Gnatologia

Gnatologia
La Gnatologia si occupa della risoluzione delle patologie che interessano l’articolazione temporo-mandibolare, i muscoli dell’apparato masticatorio e tutte le strutture connettivali ad essi correlate.
I sintomi sono vari, e possono essere rappresentati da:
  • dolore localizzato o irradiato all’orecchio, alle tempie o alle guance,
  • cefalea – mal di testa,
  • rumore di “click” nell’apertura della bocca,
  • acufeni,
  • vertigini,
  • affaticamento della muscolatura,
  • deviazione del movimento mandibolare,
  • blocco della mandibola con impossibilità di aprire/chiudere la bocca.

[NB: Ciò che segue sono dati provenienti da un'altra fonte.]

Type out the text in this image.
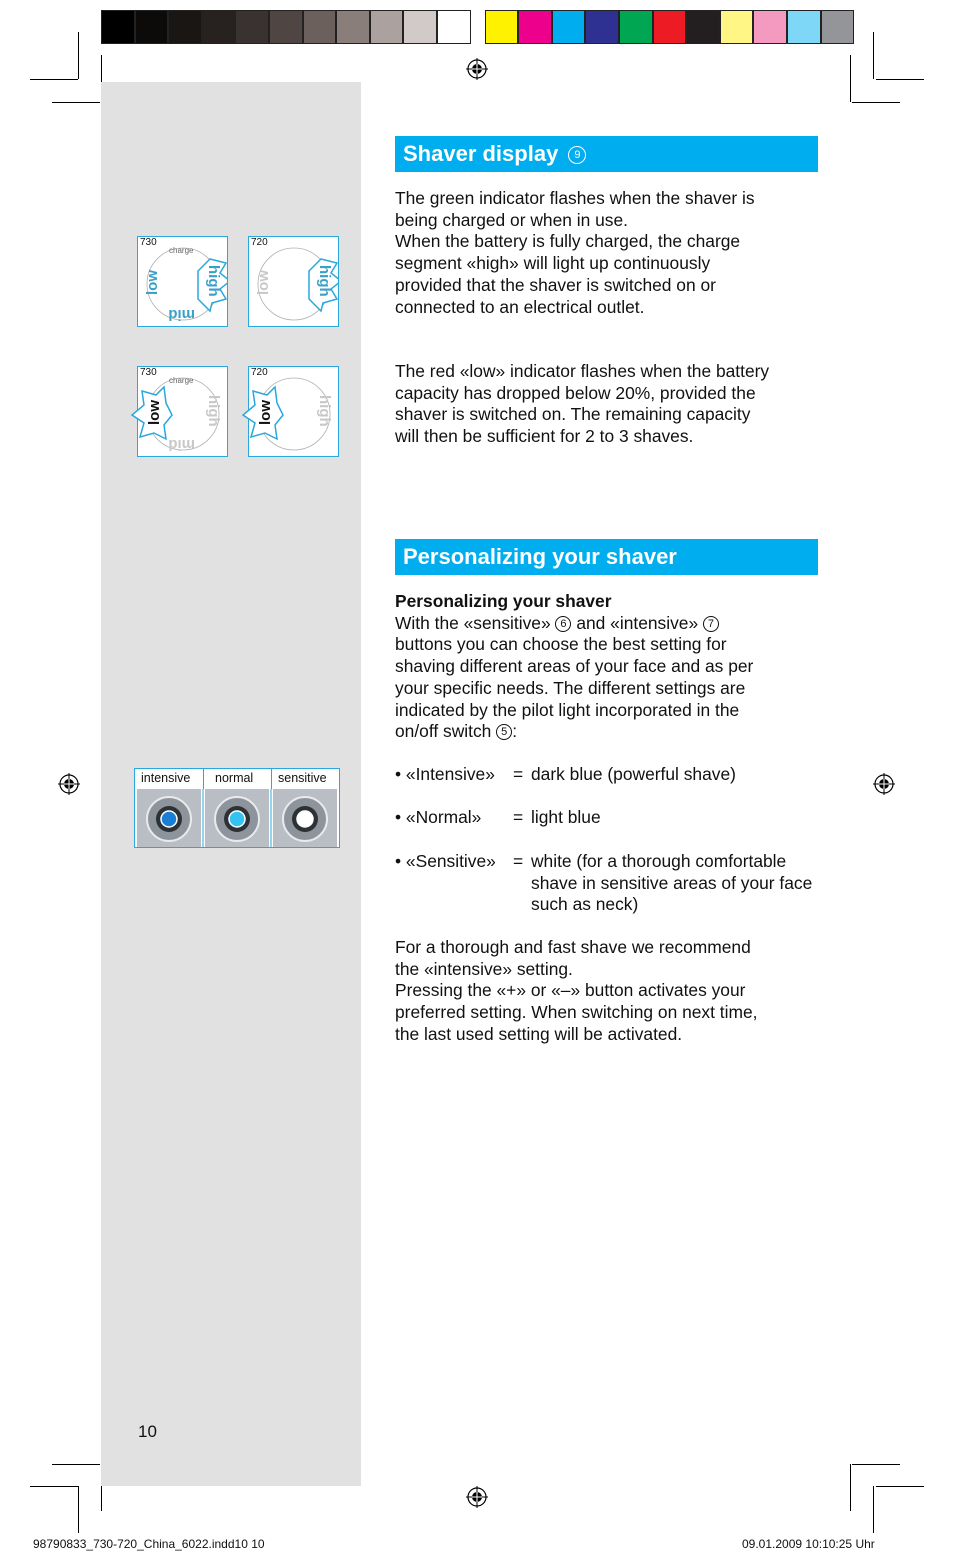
730
charge
low
mid
high
720
low	high
730
charge
low
mid
high
720
low	high
intensive normal sensitive
Shaver display 9

The green indicator flashes when the shaver is

being charged or when in use.

When the battery is fully charged, the charge

segment «high» will light up continuously

provided that the shaver is switched on or

connected to an electrical outlet.

The red «low» indicator flashes when the battery

capacity has dropped below 20%, provided the

shaver is switched on. The remaining capacity

will then be sufficient for 2 to 3 shaves.

Personalizing your shaver

Personalizing your shaver

With the «sensitive» 6 and «intensive» 7

buttons you can choose the best setting for

shaving different areas of your face and as per

your specific needs. The different settings are

indicated by the pilot light incorporated in the

on/off switch 5 :

• «Intensive» = dark blue (powerful shave)
• «Normal» = light blue
• «Sensitive» = white (for a thorough comfortable shave in sensitive areas of your face such as neck)

For a thorough and fast shave we recommend

the «intensive» setting.

Pressing the «+» or «–» button activates your

preferred setting. When switching on next time,

the last used setting will be activated.

10
98790833_730-720_China_6022.indd10 10	09.01.2009 10:10:25 Uhr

La diagnosi viene stabilita dallo Gnatologo attraverso una serie di valutazioni muscolo-scheletriche, sia statiche che dinamiche, e talvolta attraverso la consultazione di esami supplementari come risonanze magnetiche, radiografie panoramiche o Cone Beam (effettuabili direttamente nel nostro Studio in Valdarno).
Gli obiettivi terapeutici della Gnatologia sono indirizzati alla gestione del dolore, al miglioramento della funzionalità mandibolare e della postura.

La posizione della mandibola dovrebbe essere guidata sempre e solo dai muscoli, in perfetto accordo con l’occlusione, ossia con l’ingranaggio dentale. Tavolta, in presenza di un’occlusione alterata, ci sono degli ostacoli o “precontatti” che fanno compiere alla mandibola una deviazione nell’ultima fase di chiusura della bocca. Si parla invece di “interferenze” quando l’ostacolo e la deviazione vengono percepiti spostando la mandibola lateralmente o in avanti, mentre teniamo i denti a contatto.
Restauri dentali non corretti o malocclusioni possono innescare quindi una infiammazione dei muscoli masticatori, con dolore, senso di pesantezza muscolare o muscoli “duri” alla palpazione perché sempre contratti.

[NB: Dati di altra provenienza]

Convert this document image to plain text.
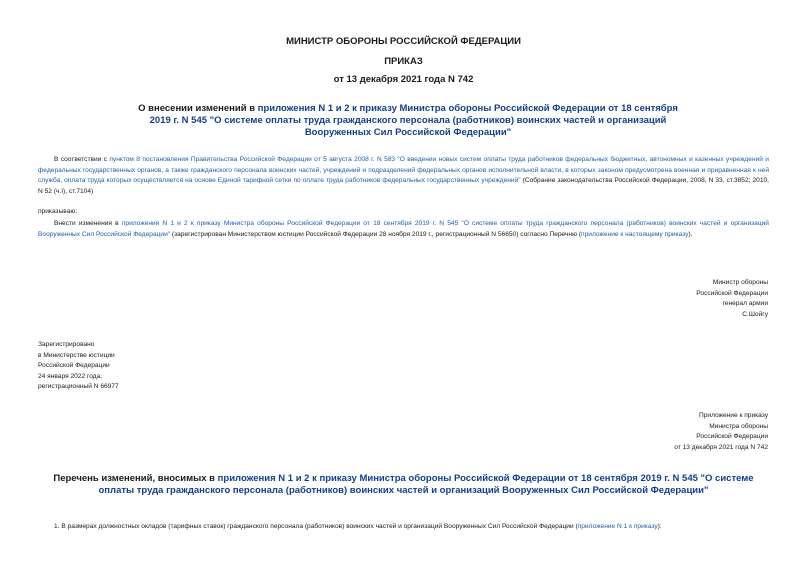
МИНИСТР ОБОРОНЫ РОССИЙСКОЙ ФЕДЕРАЦИИ
ПРИКАЗ
от 13 декабря 2021 года N 742
О внесении изменений в приложения N 1 и 2 к приказу Министра обороны Российской Федерации от 18 сентября 2019 г. N 545 "О системе оплаты труда гражданского персонала (работников) воинских частей и организаций Вооруженных Сил Российской Федерации"
В соответствии с пунктом 8 постановления Правительства Российской Федерации от 5 августа 2008 г. N 583 "О введении новых систем оплаты труда работников федеральных бюджетных, автономных и казенных учреждений и федеральных государственных органов, а также гражданского персонала воинских частей, учреждений и подразделений федеральных органов исполнительной власти, в которых законом предусмотрена военная и приравненная к ней служба, оплата труда которых осуществляется на основе Единой тарифной сетки по оплате труда работников федеральных государственных учреждений" (Собрание законодательства Российской Федерации, 2008, N 33, ст.3852; 2010, N 52 (ч.I), ст.7104)
приказываю:
Внести изменения в приложения N 1 и 2 к приказу Министра обороны Российской Федерации от 18 сентября 2019 г. N 545 "О системе оплаты труда гражданского персонала (работников) воинских частей и организаций Вооруженных Сил Российской Федерации" (зарегистрирован Министерством юстиции Российской Федерации 28 ноября 2019 г., регистрационный N 56650) согласно Перечню (приложение к настоящему приказу).
Министр обороны
Российской Федерации
генерал армии
С.Шойгу
Зарегистрировано
в Министерстве юстиции
Российской Федерации
24 января 2022 года,
регистрационный N 66977
Приложение к приказу
Министра обороны
Российской Федерации
от 13 декабря 2021 года N 742
Перечень изменений, вносимых в приложения N 1 и 2 к приказу Министра обороны Российской Федерации от 18 сентября 2019 г. N 545 "О системе оплаты труда гражданского персонала (работников) воинских частей и организаций Вооруженных Сил Российской Федерации"
1. В размерах должностных окладов (тарифных ставок) гражданского персонала (работников) воинских частей и организаций Вооруженных Сил Российской Федерации (приложение N 1 к приказу):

A seconda dei casi, possiamo avvalerci dell’utilizzo di farmaci, della fisioterapia, di terapie occlusali correttive volte a ripristinare il giusto “ingranaggio” tra le arcate dentarie, quindi anche dell’Ortodonzia.
Tuttavia, il “bite” individualizzato rappresenta l’approccio clinico più frequente: sulla base dei modelli in gesso delle arcate dentarie del paziente, ricavati da un’impronta in alginato, viene fabbricata una placca rimovibile in resina, che avrà determinate caratteristiche a seconda del tipo di problema da risolvere. Il bite viene sempre utilizzato durante le ore di sonno, ma il suo ridotto ingombro e la scarsa visibilità ne permettono l’utilizzo anche durante la giornata.
La sua principale funzione è quella di modificare i rapporti anatomici tra le componenti dell’Articolazione Temporo-Mandibolare (ATM): il condilo mandibolare, il disco articolare e la fossa glenoidea dell’osso temporale. La conseguente variazione della postura mandibolare, quindi della sua posizione relativa rispetto al cranio, contribuisce a ripristinare una normale funzionalità ed a ridurre i sintomi.
Nelle para-funzioni più diffuse e strettamente correlate allo stress, ovvero il bruxismo (digrignamento) ed il serramento durante il sonno, il bite assolve anche la funzione di proteggere e separare fisicamente le superfici dei denti antagonisti, impedendone lo sfregamento e quindi l’usura progressiva.